Hab auf Runlevel 3 gestartet wegen einer installation und komme aber mit INIT 5 nicht mehr ins KDE.

Gibt es da noch eine andere Metode ausser INIT 5, denn nach einem Reboot komme ich automatisch nur noch in diesen Konsolenmodus.

Vorallem wo stehen die ganzen Konsolen Befehle im Handbuch kann die nicht finden.

ps: habe SUSE 8.1Professional

mfg
Smj


----------



## Sinac (1. März 2004)

Entweder du passt die Runlevel mit Yast an, oder per Hand /etc/rc...
Ansonsten kannst du das X System mit startx starten, das sollte auch am Runlevel 3 schon möglich sein.
Oder du startest den Desktop Manager
/etc/init.d/kdm start

Greetz...
Sinac


----------



## Semjasa (1. März 2004)

ah jetzt hat das funktioniert, super danke.

Aber kannst du mir noch sagen wo diese Befehle von der Konsole drinstehen, denn im Handbuch hab ich das im Stichwortverzeichnis und im Index nicht finden können?!


----------



## Sinac (1. März 2004)

Naja, kommt drauf an welche Befle du meinst, die Standardbefehle, da gibt es im Internet jede Menge Listen und Erklärubngen drüber.
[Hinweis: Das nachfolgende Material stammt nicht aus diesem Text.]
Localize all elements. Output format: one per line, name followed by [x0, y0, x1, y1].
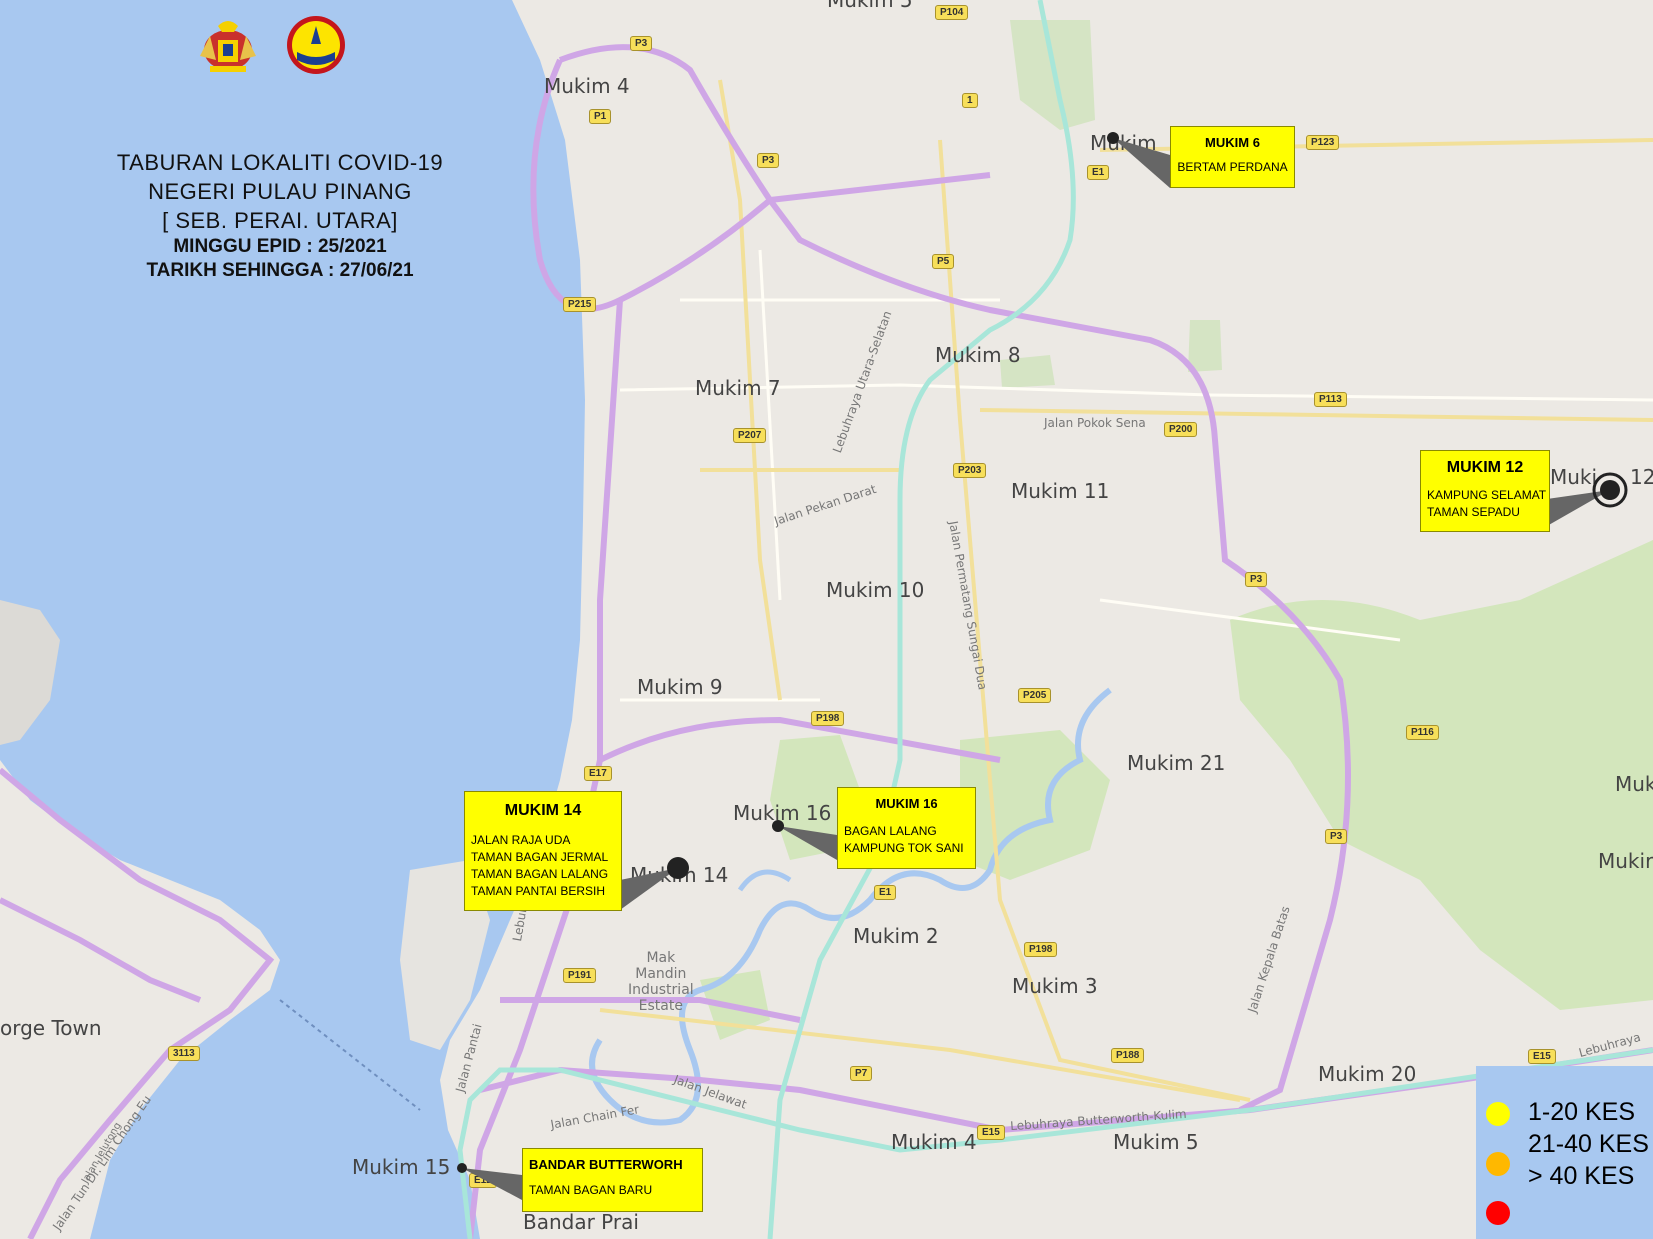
- title-line-1: TABURAN LOKALITI COVID-19: [116, 150, 444, 175]
- area-label-mukim-16: Mukim 16: [733, 801, 832, 825]
- legend-label: > 40 KES: [1528, 1162, 1635, 1190]
- legend-dot-yellow: [1486, 1102, 1510, 1126]
- route-shield: P205: [1018, 688, 1052, 703]
- callout-line: KAMPUNG SELAMAT: [1427, 488, 1547, 502]
- callout-line: BERTAM PERDANA: [1177, 160, 1288, 174]
- area-label-mukim-14: Mukim 14: [630, 863, 729, 887]
- callout-line: TAMAN SEPADU: [1427, 505, 1520, 519]
- street-jalan-pokok-sena: Jalan Pokok Sena: [1044, 416, 1146, 430]
- route-shield: E17: [584, 766, 612, 781]
- route-shield: P198: [1024, 942, 1058, 957]
- area-label-mukim-east-2: Mukir: [1598, 849, 1653, 873]
- callout-mukim-14[interactable]: MUKIM 14 JALAN RAJA UDA TAMAN BAGAN JERM…: [464, 791, 622, 911]
- route-shield: P3: [630, 36, 653, 51]
- legend: 1-20 KES 21-40 KES > 40 KES: [1476, 1066, 1653, 1239]
- state-crest-icon: [190, 16, 266, 76]
- route-shield: E1: [1087, 165, 1110, 180]
- route-shield: E15: [1528, 1049, 1556, 1064]
- callout-title: MUKIM 6: [1205, 135, 1260, 150]
- route-shield: P215: [563, 297, 597, 312]
- title-logos: [60, 16, 500, 144]
- area-label-bandar-prai: Bandar Prai: [523, 1210, 639, 1234]
- area-label-mukim-4: Mukim 4: [544, 74, 630, 98]
- route-shield: P207: [733, 428, 767, 443]
- route-shield: P3: [1325, 829, 1348, 844]
- route-shield: P123: [1306, 135, 1340, 150]
- legend-dot-orange: [1486, 1152, 1510, 1176]
- route-shield: P1: [589, 109, 612, 124]
- area-label-mukim-5: Mukim 5: [1113, 1130, 1199, 1154]
- area-label-mukim-9: Mukim 9: [637, 675, 723, 699]
- callout-line: TAMAN BAGAN LALANG: [471, 867, 609, 881]
- legend-dot-red: [1486, 1201, 1510, 1225]
- route-shield: P198: [811, 711, 845, 726]
- callout-line: TAMAN BAGAN JERMAL: [471, 850, 609, 864]
- route-shield: P3: [1245, 572, 1268, 587]
- legend-label: 1-20 KES: [1528, 1098, 1636, 1126]
- route-shield: P203: [953, 463, 987, 478]
- area-label-mukim-11: Mukim 11: [1011, 479, 1110, 503]
- callout-mukim-16[interactable]: MUKIM 16 BAGAN LALANG KAMPUNG TOK SANI: [837, 787, 976, 869]
- title-line-2: NEGERI PULAU PINANG: [148, 179, 412, 204]
- route-shield: P191: [563, 968, 597, 983]
- date-until: TARIKH SEHINGGA : 27/06/21: [146, 260, 414, 281]
- route-shield: E12: [469, 1173, 497, 1188]
- area-label-mukim-7: Mukim 7: [695, 376, 781, 400]
- area-label-mukim-20: Mukim 20: [1318, 1062, 1417, 1086]
- callout-line: TAMAN BAGAN BARU: [529, 1183, 653, 1197]
- title-line-3: [ SEB. PERAI. UTARA]: [162, 208, 398, 233]
- area-label-mukim-4-south: Mukim 4: [891, 1130, 977, 1154]
- callout-line: KAMPUNG TOK SANI: [844, 841, 964, 855]
- area-label-mukim-10: Mukim 10: [826, 578, 925, 602]
- route-shield: P104: [935, 5, 969, 20]
- area-label-mak-mandin: Mak Mandin Industrial Estate: [628, 950, 694, 1014]
- route-shield: P5: [932, 254, 955, 269]
- route-shield: 3113: [168, 1046, 200, 1061]
- callout-line: JALAN RAJA UDA: [471, 833, 571, 847]
- area-label-george-town: orge Town: [0, 1016, 102, 1040]
- callout-title: MUKIM 14: [504, 802, 582, 819]
- route-shield: E1: [874, 885, 897, 900]
- route-shield: P113: [1314, 392, 1347, 407]
- health-logo-icon: [285, 14, 347, 76]
- area-label-mukim-21: Mukim 21: [1127, 751, 1226, 775]
- area-label-mukim-east-1: Muk: [1615, 772, 1653, 796]
- area-label-mukim-12-number: 12: [1630, 465, 1653, 489]
- route-shield: P3: [757, 153, 780, 168]
- area-label-mukim-8: Mukim 8: [935, 343, 1021, 367]
- map-title: TABURAN LOKALITI COVID-19 NEGERI PULAU P…: [60, 16, 500, 283]
- area-label-mukim-12: Muki: [1550, 465, 1598, 489]
- callout-mukim-6[interactable]: MUKIM 6 BERTAM PERDANA: [1170, 126, 1295, 188]
- route-shield: P200: [1164, 422, 1198, 437]
- callout-bandar-butterworth[interactable]: BANDAR BUTTERWORH TAMAN BAGAN BARU: [522, 1148, 703, 1212]
- route-shield: P116: [1406, 725, 1439, 740]
- legend-label: 21-40 KES: [1528, 1130, 1649, 1158]
- route-shield: P7: [850, 1066, 873, 1081]
- route-shield: E15: [977, 1125, 1005, 1140]
- callout-mukim-12[interactable]: MUKIM 12 KAMPUNG SELAMAT TAMAN SEPADU: [1420, 450, 1550, 532]
- area-label-mukim-2: Mukim 2: [853, 924, 939, 948]
- route-shield: 1: [962, 93, 978, 108]
- epid-week: MINGGU EPID : 25/2021: [173, 236, 387, 257]
- callout-title: MUKIM 12: [1446, 459, 1524, 476]
- area-label-mukim-15: Mukim 15: [352, 1155, 451, 1179]
- area-label-mukim-5-top: Mukim 5: [827, 0, 913, 12]
- area-label-mukim-3: Mukim 3: [1012, 974, 1098, 998]
- callout-title: BANDAR BUTTERWORH: [529, 1157, 683, 1172]
- callout-line: TAMAN PANTAI BERSIH: [471, 884, 606, 898]
- route-shield: P188: [1111, 1048, 1145, 1063]
- callout-title: MUKIM 16: [875, 796, 938, 811]
- area-label-mukim-6: Mukim: [1090, 131, 1157, 155]
- callout-line: BAGAN LALANG: [844, 824, 937, 838]
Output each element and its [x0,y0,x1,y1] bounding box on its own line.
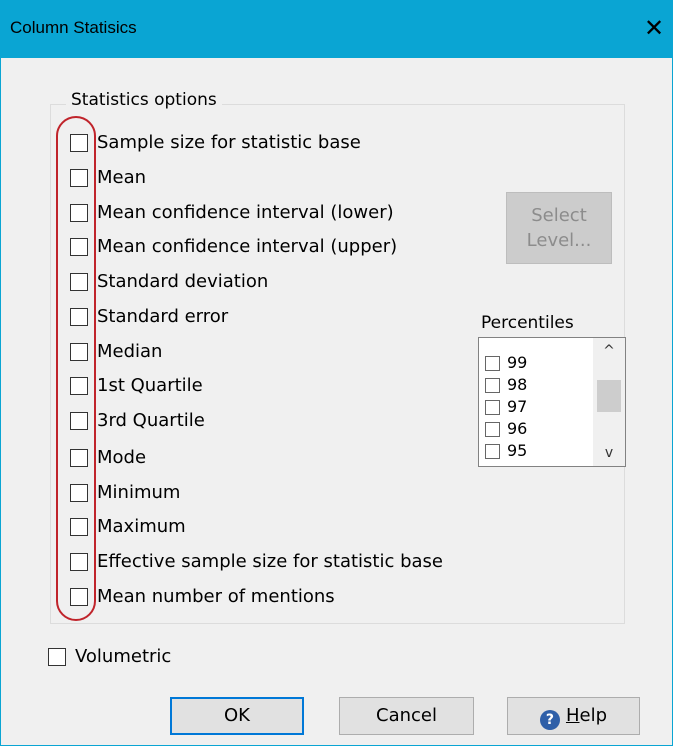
window-title: Column Statisics [10,18,137,37]
percentiles-list[interactable]: 99 98 97 96 95 ^ v [478,337,626,467]
option-checkbox[interactable] [70,134,88,152]
option-checkbox[interactable] [70,238,88,256]
percentile-label: 96 [507,419,528,438]
help-button[interactable]: ? Help [507,697,640,735]
option-label: Effective sample size for statistic base [97,551,443,572]
select-level-line1: Select [531,205,587,226]
percentile-checkbox[interactable] [485,356,500,371]
option-checkbox[interactable] [70,449,88,467]
option-checkbox[interactable] [70,204,88,222]
percentiles-scrollbar[interactable]: ^ v [593,338,625,466]
percentile-checkbox[interactable] [485,422,500,437]
option-checkbox[interactable] [70,588,88,606]
group-title: Statistics options [66,90,222,110]
percentile-checkbox[interactable] [485,400,500,415]
option-label: Standard deviation [97,271,269,292]
option-checkbox[interactable] [70,553,88,571]
volumetric-label: Volumetric [75,646,172,667]
option-label: 1st Quartile [97,375,203,396]
percentile-label: 98 [507,375,528,394]
percentile-checkbox[interactable] [485,378,500,393]
option-checkbox[interactable] [70,343,88,361]
option-label: Standard error [97,306,229,327]
option-label: Mean confidence interval (lower) [97,202,394,223]
percentile-label: 95 [507,441,528,460]
option-label: Minimum [97,482,181,503]
help-label-rest: elp [579,705,608,726]
cancel-button[interactable]: Cancel [339,697,474,735]
option-checkbox[interactable] [70,484,88,502]
title-bar: Column Statisics ✕ [0,0,673,58]
option-checkbox[interactable] [70,273,88,291]
option-checkbox[interactable] [70,518,88,536]
percentile-label: 97 [507,397,528,416]
option-checkbox[interactable] [70,412,88,430]
percentile-checkbox[interactable] [485,444,500,459]
chevron-down-icon[interactable]: v [593,443,625,463]
option-label: 3rd Quartile [97,410,205,431]
ok-button[interactable]: OK [170,697,304,735]
chevron-up-icon[interactable]: ^ [593,341,625,361]
option-label: Sample size for statistic base [97,132,361,153]
help-label-mnemonic: H [565,705,580,726]
close-icon[interactable]: ✕ [641,14,667,42]
option-label: Mode [97,447,147,468]
help-icon: ? [539,710,560,730]
percentiles-title: Percentiles [481,313,574,333]
option-label: Mean [97,167,147,188]
option-checkbox[interactable] [70,377,88,395]
option-checkbox[interactable] [70,169,88,187]
volumetric-checkbox[interactable] [48,648,66,666]
option-label: Mean number of mentions [97,586,335,607]
percentile-label: 99 [507,353,528,372]
option-label: Mean confidence interval (upper) [97,236,398,257]
option-label: Median [97,341,163,362]
select-level-button[interactable]: Select Level... [506,192,612,264]
scrollbar-thumb[interactable] [597,380,621,412]
option-checkbox[interactable] [70,308,88,326]
option-label: Maximum [97,516,186,537]
select-level-line2: Level... [526,230,592,251]
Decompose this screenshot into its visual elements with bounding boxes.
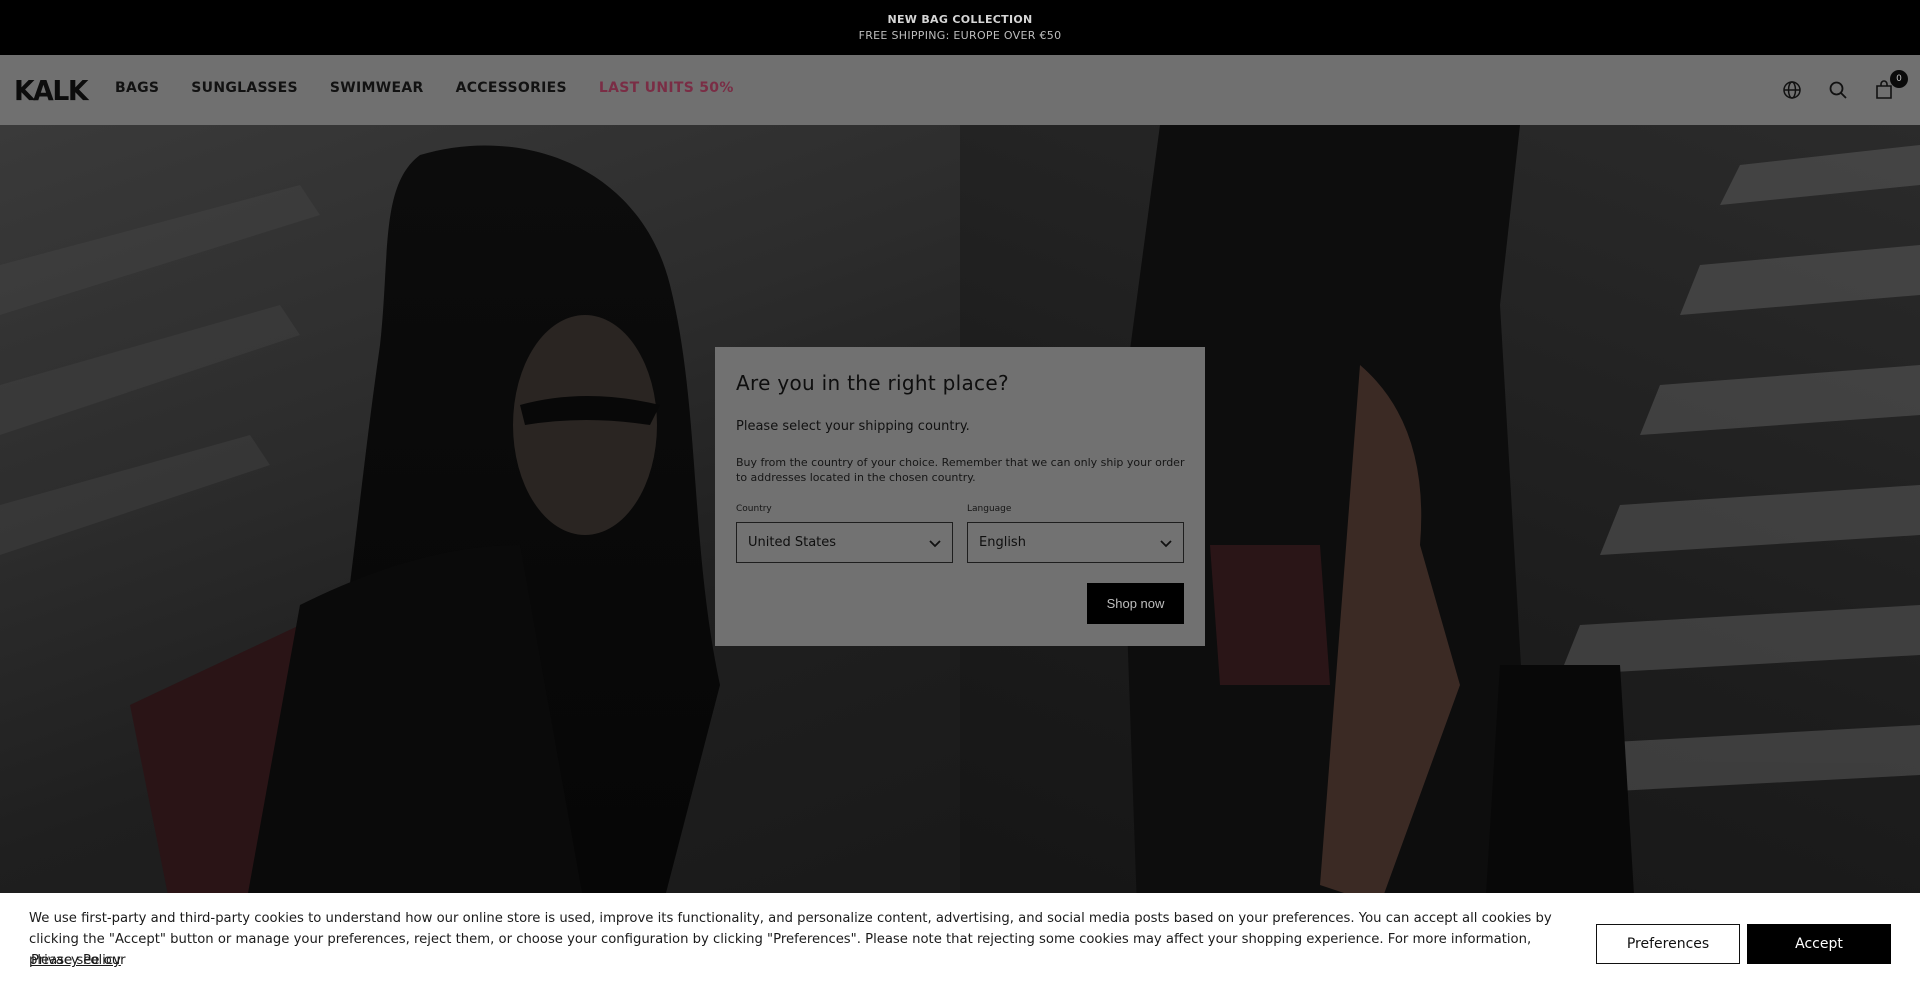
nav-item-bags[interactable]: BAGS [115,80,159,96]
modal-note: Buy from the country of your choice. Rem… [736,456,1185,484]
nav-item-accessories[interactable]: ACCESSORIES [456,80,567,96]
modal-title: Are you in the right place? [736,371,1009,395]
country-select-value: United States [748,535,837,550]
nav-item-last-units[interactable]: LAST UNITS 50% [599,80,734,96]
announcement-bar: NEW BAG COLLECTION FREE SHIPPING: EUROPE… [0,0,1920,55]
shipping-country-modal: Are you in the right place? Please selec… [715,347,1205,646]
search-icon[interactable] [1826,78,1850,102]
country-select[interactable]: United States [736,522,953,563]
accept-button[interactable]: Accept [1747,924,1891,964]
language-select-value: English [979,535,1026,550]
country-label: Country [736,504,772,514]
cart-icon[interactable]: 0 [1872,70,1908,102]
main-nav: BAGS SUNGLASSES SWIMWEAR ACCESSORIES LAS… [115,80,766,96]
announcement-line-1: NEW BAG COLLECTION [887,13,1033,26]
chevron-down-icon [929,540,941,548]
cookie-text: We use first-party and third-party cooki… [29,911,1552,968]
language-label: Language [967,504,1012,514]
preferences-button[interactable]: Preferences [1596,924,1740,964]
cookie-banner: We use first-party and third-party cooki… [0,893,1920,993]
language-select[interactable]: English [967,522,1184,563]
globe-icon[interactable] [1780,78,1804,102]
modal-subtitle: Please select your shipping country. [736,419,970,434]
nav-item-swimwear[interactable]: SWIMWEAR [330,80,424,96]
nav-item-sunglasses[interactable]: SUNGLASSES [191,80,298,96]
announcement-line-2: FREE SHIPPING: EUROPE OVER €50 [858,29,1062,42]
logo[interactable]: KALK [14,74,88,107]
cart-count-badge: 0 [1890,70,1908,88]
header-icons: 0 [1780,70,1908,102]
privacy-policy-link[interactable]: Privacy Policy [31,953,121,968]
shop-now-button[interactable]: Shop now [1087,583,1184,624]
chevron-down-icon [1160,540,1172,548]
site-header: KALK BAGS SUNGLASSES SWIMWEAR ACCESSORIE… [0,55,1920,125]
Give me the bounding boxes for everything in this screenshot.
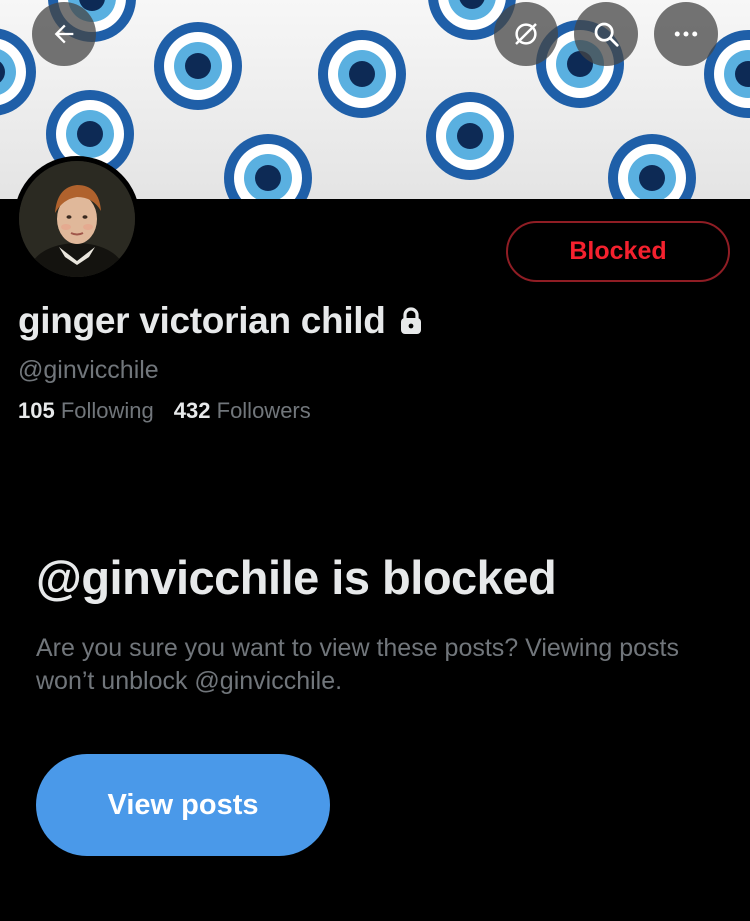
following-count: 105 [18, 398, 55, 423]
blocked-title: @ginvicchile is blocked [36, 551, 557, 604]
profile-display-name: ginger victorian child [18, 300, 424, 342]
avatar-image [19, 161, 135, 277]
blocked-button[interactable]: Blocked [506, 221, 730, 282]
arrow-left-icon [54, 24, 74, 44]
followers-label: Followers [216, 398, 311, 423]
following-label: Following [60, 398, 154, 423]
more-horizontal-icon [674, 31, 698, 37]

Ansonsten Dokus und Manpages 

Greetz...
Sinac


----------



## Semjasa (1. März 2004)

ja zum Beispiel die Standardbefehle da ich ja auf Linux noch recht neu bin, könntest du mir ja mal ne Internetseite geben oder ? 

Kenne nur Debian.org; suse.de usw.


----------



## Sinac (1. März 2004)

Google, das hilft immer und du musst dich dran gewöhnen wenn du viel über Linux lernen willst!

Greetz...
Sinac


----------